Guns from America fuel Jamaica's gang wars

As the Obama administration cracks down on smuggling into Mexico, Jamaicans fear even more firearms will reach the gangs whose turf wars plague the island of 2.8 million people.

Mike Melia, Associated Press

In this photo taken on May 13, 2009, seized handguns are seen inside a weapons depositary in a police station in downtown Kingston, Jamaica. The firearms pour into violent slums in cities across Jamaica, one of the world's deadliest countries, where guns are used in the vast majority of murders. Eighty percent of the weapons seized in the Caribbean island are traced back to the United States. (AP Photo/Ricardo Arduengo)

Ships from Miami steam into Jamaica's main harbor loaded with TV sets and blue jeans. But some of the most popular U.S. imports never appear on the manifests: handguns, rifles and bullets that stoke one of the world's highest murder rates.

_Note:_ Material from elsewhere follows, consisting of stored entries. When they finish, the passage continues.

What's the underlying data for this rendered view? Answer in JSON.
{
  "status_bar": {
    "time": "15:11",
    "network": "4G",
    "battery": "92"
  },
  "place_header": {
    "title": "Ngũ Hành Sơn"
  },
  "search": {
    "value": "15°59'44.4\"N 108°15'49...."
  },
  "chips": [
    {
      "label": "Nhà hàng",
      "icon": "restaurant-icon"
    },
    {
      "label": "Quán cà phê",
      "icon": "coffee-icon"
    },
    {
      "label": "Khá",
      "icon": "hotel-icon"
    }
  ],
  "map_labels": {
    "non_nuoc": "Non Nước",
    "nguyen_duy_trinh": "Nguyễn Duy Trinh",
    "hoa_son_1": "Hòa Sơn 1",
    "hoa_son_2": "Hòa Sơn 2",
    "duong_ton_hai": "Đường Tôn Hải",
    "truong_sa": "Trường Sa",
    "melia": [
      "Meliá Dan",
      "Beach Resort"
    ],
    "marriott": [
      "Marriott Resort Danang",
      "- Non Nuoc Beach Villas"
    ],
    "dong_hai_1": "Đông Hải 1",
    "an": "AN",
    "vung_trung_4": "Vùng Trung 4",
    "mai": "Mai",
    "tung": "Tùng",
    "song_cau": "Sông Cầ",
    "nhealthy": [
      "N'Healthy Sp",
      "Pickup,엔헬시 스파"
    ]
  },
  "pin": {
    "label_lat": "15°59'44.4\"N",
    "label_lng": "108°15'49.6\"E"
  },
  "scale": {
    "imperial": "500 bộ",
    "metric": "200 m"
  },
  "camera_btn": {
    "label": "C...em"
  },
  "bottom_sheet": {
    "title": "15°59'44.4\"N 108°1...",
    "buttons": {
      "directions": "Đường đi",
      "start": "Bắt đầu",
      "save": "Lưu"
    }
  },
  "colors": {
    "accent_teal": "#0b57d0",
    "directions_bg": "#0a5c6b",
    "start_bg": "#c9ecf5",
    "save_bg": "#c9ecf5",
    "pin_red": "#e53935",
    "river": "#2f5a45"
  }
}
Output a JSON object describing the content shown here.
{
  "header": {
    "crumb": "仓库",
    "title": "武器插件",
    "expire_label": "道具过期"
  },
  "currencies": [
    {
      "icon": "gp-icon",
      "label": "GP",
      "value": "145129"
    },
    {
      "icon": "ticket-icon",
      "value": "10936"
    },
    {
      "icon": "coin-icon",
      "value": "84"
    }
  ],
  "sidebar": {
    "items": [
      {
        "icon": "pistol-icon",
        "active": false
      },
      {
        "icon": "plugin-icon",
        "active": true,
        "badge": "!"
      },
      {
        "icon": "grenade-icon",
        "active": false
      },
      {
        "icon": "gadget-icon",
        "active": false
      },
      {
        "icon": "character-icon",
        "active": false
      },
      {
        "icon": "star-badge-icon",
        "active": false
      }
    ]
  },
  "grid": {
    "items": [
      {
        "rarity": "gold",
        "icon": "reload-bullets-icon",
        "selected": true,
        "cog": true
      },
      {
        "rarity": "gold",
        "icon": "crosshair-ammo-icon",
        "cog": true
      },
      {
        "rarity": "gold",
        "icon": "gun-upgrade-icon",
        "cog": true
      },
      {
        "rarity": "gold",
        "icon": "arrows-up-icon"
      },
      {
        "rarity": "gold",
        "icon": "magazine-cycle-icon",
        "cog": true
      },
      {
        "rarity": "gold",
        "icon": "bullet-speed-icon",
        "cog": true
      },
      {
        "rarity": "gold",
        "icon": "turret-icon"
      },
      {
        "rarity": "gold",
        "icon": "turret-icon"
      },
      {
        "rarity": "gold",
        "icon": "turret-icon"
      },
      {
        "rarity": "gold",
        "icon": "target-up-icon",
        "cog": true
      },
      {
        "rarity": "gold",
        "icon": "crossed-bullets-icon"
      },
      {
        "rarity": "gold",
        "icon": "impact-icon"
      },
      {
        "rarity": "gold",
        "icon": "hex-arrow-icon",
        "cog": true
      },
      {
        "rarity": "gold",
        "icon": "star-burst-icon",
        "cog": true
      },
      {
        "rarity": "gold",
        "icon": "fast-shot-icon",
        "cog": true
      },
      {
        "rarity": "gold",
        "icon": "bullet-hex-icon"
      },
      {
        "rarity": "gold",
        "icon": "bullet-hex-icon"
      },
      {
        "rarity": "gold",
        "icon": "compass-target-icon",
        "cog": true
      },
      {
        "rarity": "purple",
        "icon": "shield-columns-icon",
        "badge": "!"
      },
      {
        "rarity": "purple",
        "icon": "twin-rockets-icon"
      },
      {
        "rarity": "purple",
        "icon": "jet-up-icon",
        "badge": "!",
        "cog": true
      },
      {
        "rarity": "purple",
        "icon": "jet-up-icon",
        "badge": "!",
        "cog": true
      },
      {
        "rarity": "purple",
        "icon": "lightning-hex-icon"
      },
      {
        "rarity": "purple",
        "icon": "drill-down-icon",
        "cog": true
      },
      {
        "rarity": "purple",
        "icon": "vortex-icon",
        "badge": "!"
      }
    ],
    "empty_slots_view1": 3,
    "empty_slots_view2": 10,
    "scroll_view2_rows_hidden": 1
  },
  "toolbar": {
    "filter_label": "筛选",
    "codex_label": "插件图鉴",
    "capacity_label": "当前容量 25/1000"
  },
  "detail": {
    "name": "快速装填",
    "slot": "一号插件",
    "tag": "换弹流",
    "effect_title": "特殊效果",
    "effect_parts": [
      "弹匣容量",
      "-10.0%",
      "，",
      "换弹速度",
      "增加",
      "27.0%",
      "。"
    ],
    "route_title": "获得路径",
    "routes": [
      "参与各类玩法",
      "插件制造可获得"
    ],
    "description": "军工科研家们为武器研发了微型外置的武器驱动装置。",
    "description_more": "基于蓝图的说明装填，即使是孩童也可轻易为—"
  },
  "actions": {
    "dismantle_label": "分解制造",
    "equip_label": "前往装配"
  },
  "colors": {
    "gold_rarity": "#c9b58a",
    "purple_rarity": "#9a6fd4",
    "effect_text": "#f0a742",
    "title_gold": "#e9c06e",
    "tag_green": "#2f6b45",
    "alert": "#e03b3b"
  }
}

The volume is much less than the flow of U.S. guns into Mexico that end up in the hands of drug cartels - Jamaican authorities recover fewer than 1,000 firearms a year. But of those whose origin can be traced, 80 percent come from the U.S., Jamaican law enforcement officials have said in interviews with The Associated Press.

And as the Obama administration cracks down on smuggling into Mexico, Jamaicans fear even more firearms will reach the gangs whose turf wars plague the island of 2.8 million people.